PowerShell and Server Core

 By Richard Siddaway, PowerShell MVP and author on a number of books on PowerShell, Active Directory and Windows Administration. He is a regular speaker at the PowerShell Summit and user groups, and blogs regularly on his PowerShell blog.

Sometimes, when you have multiple problems you can use one problem to help you solve the other.
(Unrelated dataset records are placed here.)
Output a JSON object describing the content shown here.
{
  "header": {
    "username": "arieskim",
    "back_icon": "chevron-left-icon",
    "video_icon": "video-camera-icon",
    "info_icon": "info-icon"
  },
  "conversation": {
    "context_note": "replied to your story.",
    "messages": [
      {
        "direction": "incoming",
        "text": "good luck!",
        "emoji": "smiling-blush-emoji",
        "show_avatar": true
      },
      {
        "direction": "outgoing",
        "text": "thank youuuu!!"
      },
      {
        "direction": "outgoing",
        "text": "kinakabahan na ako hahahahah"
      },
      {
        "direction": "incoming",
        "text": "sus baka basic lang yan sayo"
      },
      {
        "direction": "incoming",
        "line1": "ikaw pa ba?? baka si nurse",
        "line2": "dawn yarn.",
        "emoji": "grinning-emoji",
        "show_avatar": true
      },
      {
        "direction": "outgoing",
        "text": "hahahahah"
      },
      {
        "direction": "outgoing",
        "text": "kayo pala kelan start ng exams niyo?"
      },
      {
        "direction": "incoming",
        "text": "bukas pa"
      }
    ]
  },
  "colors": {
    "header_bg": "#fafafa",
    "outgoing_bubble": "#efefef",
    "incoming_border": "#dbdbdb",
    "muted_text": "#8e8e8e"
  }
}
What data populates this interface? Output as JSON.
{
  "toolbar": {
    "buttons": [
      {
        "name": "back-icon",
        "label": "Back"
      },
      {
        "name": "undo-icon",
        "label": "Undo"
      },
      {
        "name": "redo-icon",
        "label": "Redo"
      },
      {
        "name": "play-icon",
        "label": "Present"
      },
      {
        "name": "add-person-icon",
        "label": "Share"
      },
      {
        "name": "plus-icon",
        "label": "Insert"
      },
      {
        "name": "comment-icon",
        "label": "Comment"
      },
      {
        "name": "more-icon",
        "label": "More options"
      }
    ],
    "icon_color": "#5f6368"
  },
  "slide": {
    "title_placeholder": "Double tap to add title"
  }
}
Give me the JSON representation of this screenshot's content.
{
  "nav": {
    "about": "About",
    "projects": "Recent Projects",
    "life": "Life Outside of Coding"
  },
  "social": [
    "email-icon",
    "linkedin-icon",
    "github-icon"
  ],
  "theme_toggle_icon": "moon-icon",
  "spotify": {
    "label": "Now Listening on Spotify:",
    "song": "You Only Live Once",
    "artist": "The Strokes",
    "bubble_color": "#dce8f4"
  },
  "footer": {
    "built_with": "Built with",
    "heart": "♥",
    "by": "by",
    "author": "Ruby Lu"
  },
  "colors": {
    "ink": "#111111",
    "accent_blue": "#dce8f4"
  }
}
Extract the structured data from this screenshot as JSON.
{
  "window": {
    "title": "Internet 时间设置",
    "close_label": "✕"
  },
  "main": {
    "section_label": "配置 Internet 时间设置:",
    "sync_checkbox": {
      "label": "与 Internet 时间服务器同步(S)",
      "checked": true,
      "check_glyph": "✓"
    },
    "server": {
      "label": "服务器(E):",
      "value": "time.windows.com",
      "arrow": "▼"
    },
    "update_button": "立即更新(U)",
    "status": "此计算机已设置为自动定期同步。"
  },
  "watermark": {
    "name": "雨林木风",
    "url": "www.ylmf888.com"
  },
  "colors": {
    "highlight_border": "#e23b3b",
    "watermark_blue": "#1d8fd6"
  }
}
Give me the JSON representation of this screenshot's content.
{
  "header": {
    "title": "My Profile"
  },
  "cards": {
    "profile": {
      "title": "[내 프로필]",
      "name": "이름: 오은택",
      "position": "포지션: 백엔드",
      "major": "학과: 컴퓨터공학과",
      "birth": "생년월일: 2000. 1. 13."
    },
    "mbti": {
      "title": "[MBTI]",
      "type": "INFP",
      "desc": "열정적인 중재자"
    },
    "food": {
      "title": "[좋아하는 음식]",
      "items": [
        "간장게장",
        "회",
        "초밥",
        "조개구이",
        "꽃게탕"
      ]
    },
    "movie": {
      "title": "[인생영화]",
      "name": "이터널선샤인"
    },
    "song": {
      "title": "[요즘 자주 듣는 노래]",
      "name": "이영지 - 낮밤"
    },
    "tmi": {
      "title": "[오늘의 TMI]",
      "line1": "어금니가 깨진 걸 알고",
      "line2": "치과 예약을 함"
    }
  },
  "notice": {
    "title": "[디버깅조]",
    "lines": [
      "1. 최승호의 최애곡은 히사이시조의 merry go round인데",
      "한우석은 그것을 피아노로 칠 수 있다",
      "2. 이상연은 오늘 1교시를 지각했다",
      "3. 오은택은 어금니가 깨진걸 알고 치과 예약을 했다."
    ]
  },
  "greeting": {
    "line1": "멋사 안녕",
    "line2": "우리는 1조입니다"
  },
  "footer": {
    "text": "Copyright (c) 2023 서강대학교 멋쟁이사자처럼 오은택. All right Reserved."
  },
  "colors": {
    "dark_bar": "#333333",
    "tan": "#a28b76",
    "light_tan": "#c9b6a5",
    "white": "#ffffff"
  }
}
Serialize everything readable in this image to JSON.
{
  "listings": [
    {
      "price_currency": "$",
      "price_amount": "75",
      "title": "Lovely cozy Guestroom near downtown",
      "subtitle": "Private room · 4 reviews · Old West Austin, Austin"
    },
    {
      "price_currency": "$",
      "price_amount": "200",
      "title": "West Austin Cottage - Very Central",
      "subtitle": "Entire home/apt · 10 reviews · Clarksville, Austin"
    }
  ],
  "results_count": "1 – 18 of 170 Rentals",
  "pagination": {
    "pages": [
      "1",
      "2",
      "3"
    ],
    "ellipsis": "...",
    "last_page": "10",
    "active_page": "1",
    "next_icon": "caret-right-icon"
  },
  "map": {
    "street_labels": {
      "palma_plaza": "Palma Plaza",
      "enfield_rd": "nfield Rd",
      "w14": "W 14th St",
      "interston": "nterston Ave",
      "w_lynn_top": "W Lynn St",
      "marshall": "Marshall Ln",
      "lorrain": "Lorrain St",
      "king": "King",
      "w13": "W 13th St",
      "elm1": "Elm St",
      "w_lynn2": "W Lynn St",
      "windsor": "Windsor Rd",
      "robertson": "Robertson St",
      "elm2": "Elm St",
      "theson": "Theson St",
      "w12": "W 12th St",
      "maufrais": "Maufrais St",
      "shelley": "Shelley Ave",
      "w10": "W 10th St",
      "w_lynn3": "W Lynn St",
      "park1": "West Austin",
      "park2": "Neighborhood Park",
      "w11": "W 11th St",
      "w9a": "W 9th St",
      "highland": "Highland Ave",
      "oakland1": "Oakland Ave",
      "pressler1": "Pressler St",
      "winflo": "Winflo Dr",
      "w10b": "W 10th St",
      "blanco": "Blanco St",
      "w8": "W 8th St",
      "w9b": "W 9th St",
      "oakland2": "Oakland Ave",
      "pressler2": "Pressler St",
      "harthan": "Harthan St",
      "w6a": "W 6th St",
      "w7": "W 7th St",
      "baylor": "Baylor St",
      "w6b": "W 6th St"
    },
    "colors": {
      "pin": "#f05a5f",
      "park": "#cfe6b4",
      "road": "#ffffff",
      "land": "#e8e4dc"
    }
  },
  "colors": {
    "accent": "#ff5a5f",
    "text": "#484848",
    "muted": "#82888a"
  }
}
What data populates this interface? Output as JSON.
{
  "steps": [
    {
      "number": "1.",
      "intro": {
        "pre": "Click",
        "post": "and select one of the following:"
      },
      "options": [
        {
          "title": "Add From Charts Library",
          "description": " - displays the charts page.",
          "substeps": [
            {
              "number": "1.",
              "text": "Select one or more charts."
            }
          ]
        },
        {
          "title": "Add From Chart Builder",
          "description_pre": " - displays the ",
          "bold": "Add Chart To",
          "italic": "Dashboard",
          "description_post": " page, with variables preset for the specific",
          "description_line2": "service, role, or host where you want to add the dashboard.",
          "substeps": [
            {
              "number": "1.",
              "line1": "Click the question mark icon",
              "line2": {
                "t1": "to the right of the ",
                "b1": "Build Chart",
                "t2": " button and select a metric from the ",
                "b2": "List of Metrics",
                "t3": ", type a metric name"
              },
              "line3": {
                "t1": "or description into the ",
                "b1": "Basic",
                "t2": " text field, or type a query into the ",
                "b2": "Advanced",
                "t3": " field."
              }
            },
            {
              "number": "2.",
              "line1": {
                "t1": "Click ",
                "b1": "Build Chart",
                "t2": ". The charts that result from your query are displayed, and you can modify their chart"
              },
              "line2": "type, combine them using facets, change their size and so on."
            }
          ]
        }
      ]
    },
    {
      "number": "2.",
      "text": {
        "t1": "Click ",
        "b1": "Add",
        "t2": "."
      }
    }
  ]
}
This situation exists with PowerShell and Server Core. Server core is a version of Windows Server (now the default installation option) that doesn’t have a GUI – a fact that seems to put a lot of IT Pros off. PowerShell is a scripting language and automation engine for administering Windows systems – a lot of IT pros don’t feel comfortable using PowerShell, if they’ve even looked at it. By learning how to use PowerShell effectively you can manage Server Core instances as easily as GUI versions of Windows.

Skill up for Windows Server 2016

This knowledge will become especially useful with the introduction of Nano Server and Windows Containers in Windows Server 2016. Nano server has an even smaller footprint than Server Core and you can’t log on to it – all administration has to be performed remotely. Windows Containers are a lightweight virtualisation platform that again, are managed remotely. Knowing how to manage systems remotely will be a big advantage.

Origins

Server core was introduced in Windows Server 2008. That version didn’t have PowerShell and had to be managed by scripts written in VBScript. PowerShell appeared in Windows Server 2008 R2 Server Core, but it wasn’t until Windows Server 2012 and Windows Server 2012 R2 that managing Server Core became really easy because of the explosion in the number and type of cmdlets available. Things that required extensive scripting became simple one line commands.

For the rest of the article I’m going to work through creating, configuring and managing a Windows Server 2012 R2 Server Core instance. The code should all work the same on Windows Server 2012. For ease of use I really recommend using the 2012 versions rather than the 2008 versions.

Contents

Creating a Server Core instance

Configuring your Server Core Administering the new machine

Adding Windows features to your Server Core

 

Creating a Server Core instance

First off we need to create a Server Core instance. Time to create a virtual machine. If you have an automated process for creating VMs then feel free to use that. In my lab I create VMs manually because I’m not creating them often enough to warrant the investment in further automation – though I think that will need to change soon.

Creating a new VM

You create a new VM using the Hyper-V cmdlets – you didn’t think I was going to let you use the GUI did you? Feel free to change the variables, paths and other data to match your environment.

$newmachine = 'W12R2SC01'

 

$path = 'C:\VirtualMachines'

New-Item -Path $path -Name $newmachine -ItemType Directory

 

$vmfolder  = Join-Path -Path $path -ChildPath $newmachine

$vdiskname = Join-Path -Path $vmfolder -ChildPath "$newmachine.vhdx"

Define the new machine name – I build the version information into the name for my lab, but feel free to use your own convention. My VMs are stored in C:\VirtualMachines so define the path to that and create a folder for the new machine. Use the new machine name, path and folder information to create variables holding the folder path and the virtual disk name.

The other piece of information you need to create a VM is the virtual switch:

$vswitch = Get-VMSwitch | select -First 1 -ExpandProperty Name

Get the list of switches, select the first one and then expand the Name property. This gives you the value of the name as a string that you can store in a variable – rather than an object where the Name is a property. This works in my lab where I just have two virtual switches. You may need to select the relevant switch differently. There is a -Skip parameter in Select-Object that helps refine your choices.

Now you can create a VM:

New-VM -Name $newmachine -MemoryStartupBytes 1024MB -Path $vmfolder -BootDevice CD -NewVHDPath $vdiskname -NewVHDSizeBytes 80GB -SwitchName $vswitch -Generation 2

Define the new Generation 2 VM using the name, path and disk name already created. The startup memory needs to be at least 1GB. Hyper-V thinks in MB for this so I’ve used 1024MB (PowerShell understands KB, MB, GB, TB and PB). The VM will boot from the DVD and use the switch defined earlier. An 80GB virtual disk will be created.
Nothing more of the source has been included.